Olsen falou com jornalistas após um evento na sede do BNDES (Banco Nacional de Desenvolvimento Econômico e Social), no Rio de Janeiro.
Ao ser questionado sobre a repercussão de sua manifestação, o comandante da Marinha disse que o “contraditório deve ser recebido como enriquecedor no âmbito do debate”.
A Revolta da Chibata entrou para os registros históricos como um movimento de marinheiros contra castigos físicos na Marinha. Olsen reconheceu a existência à época dessa prática e disse que a situação é “absolutamente condenável”.
O comandante, porém, declarou que “uma coisa é o açoite” e que “outra coisa é virar herói”, em uma crítica a João Cândido. “A maneira encontrada para reivindicar suas demandas, no meu entendimento, foi equivocada”, disse.
“Claro que o açoite é absolutamente condenável, mas não se pode tomar as armas, especificamente, quatro navios no interior da baía de Guanabara, matar o comandante, urinar no corpo do corpo do comandante depois da morte, matar oficiais, matar marinheiros. Aqueles supostamente envolvidos no movimento que resolveram não aderir ao movimento foram mortos”, acrescentou.
Na última semana, o único filho vivo de João Candido, Adalberto Cândido, rebateu as críticas do chefe da Marinha.
Candinho, como é conhecido, disse que Olsen “teria que agradecer aos marinheiros de 1910 pela Marinha de hoje”.
“Naquela época não tinha disciplina, hierarquia, não tinha nada. Os marinheiros eram os filhos rebeldes que os pais colocavam na Marinha. Os oficiais eram filhos de fazendeiros. Não tinha disciplina na Marinha, ela só foi modernizada depois disso. Mas a Marinha se acha demais, se acha mais do que o Exército e a Aeronáutica.

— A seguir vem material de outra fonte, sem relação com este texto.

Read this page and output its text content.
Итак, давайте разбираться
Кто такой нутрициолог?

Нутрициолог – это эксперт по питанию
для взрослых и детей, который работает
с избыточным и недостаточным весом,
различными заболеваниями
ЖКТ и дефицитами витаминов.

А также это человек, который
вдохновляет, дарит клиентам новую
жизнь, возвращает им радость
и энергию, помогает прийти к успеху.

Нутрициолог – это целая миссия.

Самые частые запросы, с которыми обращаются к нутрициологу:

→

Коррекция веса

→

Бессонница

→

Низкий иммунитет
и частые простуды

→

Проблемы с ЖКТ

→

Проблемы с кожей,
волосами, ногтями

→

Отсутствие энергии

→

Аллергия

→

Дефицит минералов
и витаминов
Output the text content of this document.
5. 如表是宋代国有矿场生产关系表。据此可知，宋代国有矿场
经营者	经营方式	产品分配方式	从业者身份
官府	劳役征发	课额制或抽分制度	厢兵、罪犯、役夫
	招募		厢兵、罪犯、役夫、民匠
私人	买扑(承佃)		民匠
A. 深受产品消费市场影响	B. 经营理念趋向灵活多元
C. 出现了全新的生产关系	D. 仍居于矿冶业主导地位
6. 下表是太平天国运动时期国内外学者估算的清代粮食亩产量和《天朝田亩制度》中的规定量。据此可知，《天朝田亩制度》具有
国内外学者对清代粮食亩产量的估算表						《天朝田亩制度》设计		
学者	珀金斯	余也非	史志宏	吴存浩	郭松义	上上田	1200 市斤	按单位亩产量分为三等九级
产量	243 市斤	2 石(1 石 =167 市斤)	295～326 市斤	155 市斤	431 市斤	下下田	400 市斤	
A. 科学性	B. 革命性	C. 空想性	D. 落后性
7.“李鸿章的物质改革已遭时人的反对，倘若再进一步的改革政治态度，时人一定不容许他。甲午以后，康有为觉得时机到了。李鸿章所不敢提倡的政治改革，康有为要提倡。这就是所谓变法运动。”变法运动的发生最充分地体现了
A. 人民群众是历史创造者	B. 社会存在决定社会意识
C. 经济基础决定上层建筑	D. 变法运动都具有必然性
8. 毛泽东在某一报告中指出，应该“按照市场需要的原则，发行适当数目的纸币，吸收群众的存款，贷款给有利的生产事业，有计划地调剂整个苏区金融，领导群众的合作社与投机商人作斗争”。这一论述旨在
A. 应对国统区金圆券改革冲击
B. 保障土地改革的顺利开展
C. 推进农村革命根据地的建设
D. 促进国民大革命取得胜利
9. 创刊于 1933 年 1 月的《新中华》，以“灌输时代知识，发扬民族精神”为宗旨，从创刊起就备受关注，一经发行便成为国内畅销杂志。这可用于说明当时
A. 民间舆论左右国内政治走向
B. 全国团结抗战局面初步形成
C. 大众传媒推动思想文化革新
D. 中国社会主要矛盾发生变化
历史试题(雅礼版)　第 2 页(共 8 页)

A última escravidão do Brasil foi na Marinha.”
A declaração de Olsen gerou críticas também no meio político.
O deputado federal Lindbergh Farias (PT-RJ) disse que a fala “trouxe constrangimentos ao governo” e “foi inaceitável”.
“Parece um distanciamento com a lógica da democracia, dessa mesma Marinha que, há pouco tempo, um outro comandante tinha aceitado participar de uma tentativa de golpe.”
Ele e Benedita da Silva visitaram Candinho, em solidariedade, na última semana.
Especialistas ouvidos pela Folha afirmaram que a posição do chefe da Marinha ignora a desigualdade racial ainda persistente no país.
Para Álvaro Pereira do Nascimento, professor titular de história da UFRRJ (Universidade Federal Rural do Rio de Janeiro) e autor de uma biografia sobre João Cândido, a ideia “de um herói ou heroína é controversa”, mas não haver negros nesses livros “é reservá-los somente a homens brancos”.
Ele afirma que a revolta de 1910 teve um caráter propositivo e foi além da mera reação aos castigos físicos. Propunha, por exemplo, a retirada de oficiais violentos, a revogação do código disciplinar que permitia o castigo corporal e medidas de educação para os marinheiros de comportamento reprovável.
Para Francisco Phelipe Cunha Paz, historiador e doutorando em história pela Unicamp, o reconhecimento de João Cândido entre os heróis nacionais é esforço necessário para contar a história de uma parte do Brasil “violada e violentada” desde o início da colonização.
“João no panteão da Pátria é ao mesmo tempo uma lembrança-denúncia do racismo como base de sustentação da história desse país. É também uma forma de combate e reparação”, afirma.